When Ali knocked Liston down in their infamous second fight, he stood over him screaming. He wasn’t celebrating his victory, rather he was demanding that he got up. He was fearful that the ease with which he had taken out the champ would arouse suspicion that Liston had taken a dive. It spoke more of Ali’s professional pride than his obvious talent to win the fight. He demanded so much of himself that he was genuinely shocked when his opposition didn’t appear to reciprocate that determination to succeed. It is hard to believe that Geelong and St.Kilda were once heavyweight contenders. The Cats simply obliterated a team that was once their equal. That brief moment of parity seems so long ago now. This was a horrible mismatch even Don King would be embarrassed to promote.
Sydney, Geelong and Hawthorn are the triumvirate that the premiership seems destined to come from. Ordinarily there is folly in accepting that hypothesis this far out from finals action…but this season feels bereft of challengers to the trinity. The bunfight is over finals places and it is hard to see any of those looking to gain entry to the eight demanding attention from the top. Essendon, Fremantle, Richmond and Collingwood all have more questions to ask of themselves than answers to the top three’s hegemony.
That’s not to say that a challenger won’t rise from these mean streets. Hell, I’m still attempting to process the shock of Sydney winning the big one last year. I was so confident that Hawthorn were going to win that it barely entered my line of vision that Sydney were….well Sydney. Their victory wasn’t as against the odds as I had supposed, it just took a huge dose of conviction on their behalf. With Richmond that conviction will arrive with a big September scalp. ‘If’ they win their final then the belief will gush forth…….

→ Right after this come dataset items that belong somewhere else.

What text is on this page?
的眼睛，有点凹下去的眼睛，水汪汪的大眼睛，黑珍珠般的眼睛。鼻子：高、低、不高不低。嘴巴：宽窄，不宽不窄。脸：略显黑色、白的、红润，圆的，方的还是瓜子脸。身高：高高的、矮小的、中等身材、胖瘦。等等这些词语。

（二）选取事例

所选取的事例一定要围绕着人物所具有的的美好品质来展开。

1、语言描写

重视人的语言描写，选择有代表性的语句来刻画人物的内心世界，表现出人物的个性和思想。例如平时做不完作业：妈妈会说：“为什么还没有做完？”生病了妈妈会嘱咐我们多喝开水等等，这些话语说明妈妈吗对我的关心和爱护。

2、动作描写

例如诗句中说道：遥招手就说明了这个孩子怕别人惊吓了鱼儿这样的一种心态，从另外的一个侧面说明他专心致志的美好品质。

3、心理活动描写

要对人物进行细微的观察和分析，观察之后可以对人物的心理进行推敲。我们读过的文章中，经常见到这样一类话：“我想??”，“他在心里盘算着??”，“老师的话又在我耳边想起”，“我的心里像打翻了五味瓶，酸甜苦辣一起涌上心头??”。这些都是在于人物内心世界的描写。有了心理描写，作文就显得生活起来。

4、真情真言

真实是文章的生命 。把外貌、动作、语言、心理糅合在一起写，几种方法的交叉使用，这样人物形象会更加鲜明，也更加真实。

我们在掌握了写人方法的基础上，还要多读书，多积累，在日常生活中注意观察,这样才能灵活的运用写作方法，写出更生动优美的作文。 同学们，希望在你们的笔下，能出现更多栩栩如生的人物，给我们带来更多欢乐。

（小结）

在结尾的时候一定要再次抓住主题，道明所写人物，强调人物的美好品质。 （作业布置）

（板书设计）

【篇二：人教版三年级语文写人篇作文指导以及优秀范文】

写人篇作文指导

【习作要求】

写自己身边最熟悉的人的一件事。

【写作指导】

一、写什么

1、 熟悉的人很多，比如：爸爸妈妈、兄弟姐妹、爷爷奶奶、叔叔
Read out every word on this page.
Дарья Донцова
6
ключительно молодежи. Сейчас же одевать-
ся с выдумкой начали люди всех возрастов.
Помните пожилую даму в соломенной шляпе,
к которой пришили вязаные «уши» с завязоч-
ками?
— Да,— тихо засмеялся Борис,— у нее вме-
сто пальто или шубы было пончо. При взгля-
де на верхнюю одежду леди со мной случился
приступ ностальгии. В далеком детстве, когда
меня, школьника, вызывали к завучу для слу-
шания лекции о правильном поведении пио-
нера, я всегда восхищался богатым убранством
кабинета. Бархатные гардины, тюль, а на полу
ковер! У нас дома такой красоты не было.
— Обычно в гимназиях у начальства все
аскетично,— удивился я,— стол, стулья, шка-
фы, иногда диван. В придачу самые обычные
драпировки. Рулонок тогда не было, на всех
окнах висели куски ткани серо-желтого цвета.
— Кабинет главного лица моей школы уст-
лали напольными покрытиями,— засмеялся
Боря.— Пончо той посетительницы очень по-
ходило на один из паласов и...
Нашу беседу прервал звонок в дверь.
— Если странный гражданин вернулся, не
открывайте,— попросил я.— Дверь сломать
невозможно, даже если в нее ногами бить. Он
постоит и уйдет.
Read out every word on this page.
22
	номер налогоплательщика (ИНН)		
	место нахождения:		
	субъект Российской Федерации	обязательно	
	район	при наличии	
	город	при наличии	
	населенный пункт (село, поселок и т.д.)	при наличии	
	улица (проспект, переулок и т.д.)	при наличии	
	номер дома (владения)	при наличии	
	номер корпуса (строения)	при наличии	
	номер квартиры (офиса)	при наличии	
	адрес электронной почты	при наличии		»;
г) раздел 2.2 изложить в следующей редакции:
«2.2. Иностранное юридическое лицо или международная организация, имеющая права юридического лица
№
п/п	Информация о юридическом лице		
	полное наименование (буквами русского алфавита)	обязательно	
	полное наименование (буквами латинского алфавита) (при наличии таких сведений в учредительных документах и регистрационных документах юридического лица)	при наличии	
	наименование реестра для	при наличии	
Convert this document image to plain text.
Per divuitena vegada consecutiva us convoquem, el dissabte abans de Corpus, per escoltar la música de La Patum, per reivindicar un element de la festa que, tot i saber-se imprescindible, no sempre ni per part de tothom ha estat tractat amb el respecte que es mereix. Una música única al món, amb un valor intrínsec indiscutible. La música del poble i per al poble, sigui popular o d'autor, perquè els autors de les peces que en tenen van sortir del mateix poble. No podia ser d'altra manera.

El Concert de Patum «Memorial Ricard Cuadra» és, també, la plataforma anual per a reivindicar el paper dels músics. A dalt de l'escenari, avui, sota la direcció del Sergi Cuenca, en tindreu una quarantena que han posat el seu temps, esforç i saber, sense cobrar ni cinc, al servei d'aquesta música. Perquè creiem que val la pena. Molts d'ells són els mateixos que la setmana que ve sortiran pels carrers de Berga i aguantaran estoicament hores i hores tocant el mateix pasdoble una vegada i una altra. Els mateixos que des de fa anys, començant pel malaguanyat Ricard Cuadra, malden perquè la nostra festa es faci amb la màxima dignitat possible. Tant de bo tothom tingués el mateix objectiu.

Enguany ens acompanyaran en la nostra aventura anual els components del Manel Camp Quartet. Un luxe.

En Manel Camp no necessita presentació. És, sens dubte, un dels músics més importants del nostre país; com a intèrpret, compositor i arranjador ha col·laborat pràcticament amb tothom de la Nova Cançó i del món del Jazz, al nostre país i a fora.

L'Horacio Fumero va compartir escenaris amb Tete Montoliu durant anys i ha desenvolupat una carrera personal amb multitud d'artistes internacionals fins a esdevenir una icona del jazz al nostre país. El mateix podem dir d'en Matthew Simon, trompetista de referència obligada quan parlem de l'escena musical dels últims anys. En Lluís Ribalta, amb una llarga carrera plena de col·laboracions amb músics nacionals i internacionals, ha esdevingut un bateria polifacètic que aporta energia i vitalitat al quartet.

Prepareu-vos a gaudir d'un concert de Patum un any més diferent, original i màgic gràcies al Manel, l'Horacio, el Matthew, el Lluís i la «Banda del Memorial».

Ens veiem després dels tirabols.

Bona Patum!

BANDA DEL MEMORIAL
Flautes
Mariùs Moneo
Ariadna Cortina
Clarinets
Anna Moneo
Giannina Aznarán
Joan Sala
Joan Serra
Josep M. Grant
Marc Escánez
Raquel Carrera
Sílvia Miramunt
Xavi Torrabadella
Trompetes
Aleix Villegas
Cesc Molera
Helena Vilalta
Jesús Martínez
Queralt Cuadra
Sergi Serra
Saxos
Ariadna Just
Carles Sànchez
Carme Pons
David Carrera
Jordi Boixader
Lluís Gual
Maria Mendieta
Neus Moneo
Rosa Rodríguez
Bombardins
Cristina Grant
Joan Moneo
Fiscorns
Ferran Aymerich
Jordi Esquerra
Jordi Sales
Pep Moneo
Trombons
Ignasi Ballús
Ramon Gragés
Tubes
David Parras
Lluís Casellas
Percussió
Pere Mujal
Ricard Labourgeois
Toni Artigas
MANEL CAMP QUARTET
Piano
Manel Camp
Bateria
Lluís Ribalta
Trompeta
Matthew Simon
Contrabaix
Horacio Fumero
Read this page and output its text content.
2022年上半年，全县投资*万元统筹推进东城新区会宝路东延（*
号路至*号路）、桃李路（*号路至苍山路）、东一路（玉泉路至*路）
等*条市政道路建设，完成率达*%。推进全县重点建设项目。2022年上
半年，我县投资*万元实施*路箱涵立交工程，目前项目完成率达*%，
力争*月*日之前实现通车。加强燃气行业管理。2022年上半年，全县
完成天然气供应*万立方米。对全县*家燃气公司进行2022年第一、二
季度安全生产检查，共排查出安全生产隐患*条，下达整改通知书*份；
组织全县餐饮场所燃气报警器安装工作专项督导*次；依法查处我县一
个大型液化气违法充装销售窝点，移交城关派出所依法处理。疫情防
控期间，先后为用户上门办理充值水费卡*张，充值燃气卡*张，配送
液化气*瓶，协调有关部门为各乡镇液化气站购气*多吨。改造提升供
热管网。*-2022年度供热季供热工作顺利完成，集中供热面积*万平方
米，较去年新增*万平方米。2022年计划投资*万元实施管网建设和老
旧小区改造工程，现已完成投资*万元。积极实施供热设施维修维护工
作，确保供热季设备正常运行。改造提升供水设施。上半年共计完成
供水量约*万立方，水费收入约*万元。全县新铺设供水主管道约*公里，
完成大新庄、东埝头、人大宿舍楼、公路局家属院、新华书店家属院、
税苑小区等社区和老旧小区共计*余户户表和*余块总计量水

Ahhhhhh, nothing like a big ‘IF’ to excite the footballing senses.
In the meantime AD and his 2IC are over in NY to see how the game can be equalised. Does the AFL know anything about football and football clubs either than how to fit them into their own agenda?
I’ve watched the Tigers shake off the disaster that were the Wallace Years, and build a team under Coach Hardwick. I’ve seen a basket case at Alberton re-invent itself under Coach Hinckley, CEO Thomas & Prez Koch.
And I’ve watched Melbourne make wrong decision after wrong decision until they’re the gibbering mess we see running around before us now. What can Demetriou and McLachlan possibly bring back from the US that they couldn’t have picked up by reading American sports magazines? Except a large travel bill, some duty free perfume and a box of Cuban cigars. Oh, and a convoluted re-structuring of the draw to fit some image they’ve conjured up over the drambue & caviar on the way home, up there in the pointy end.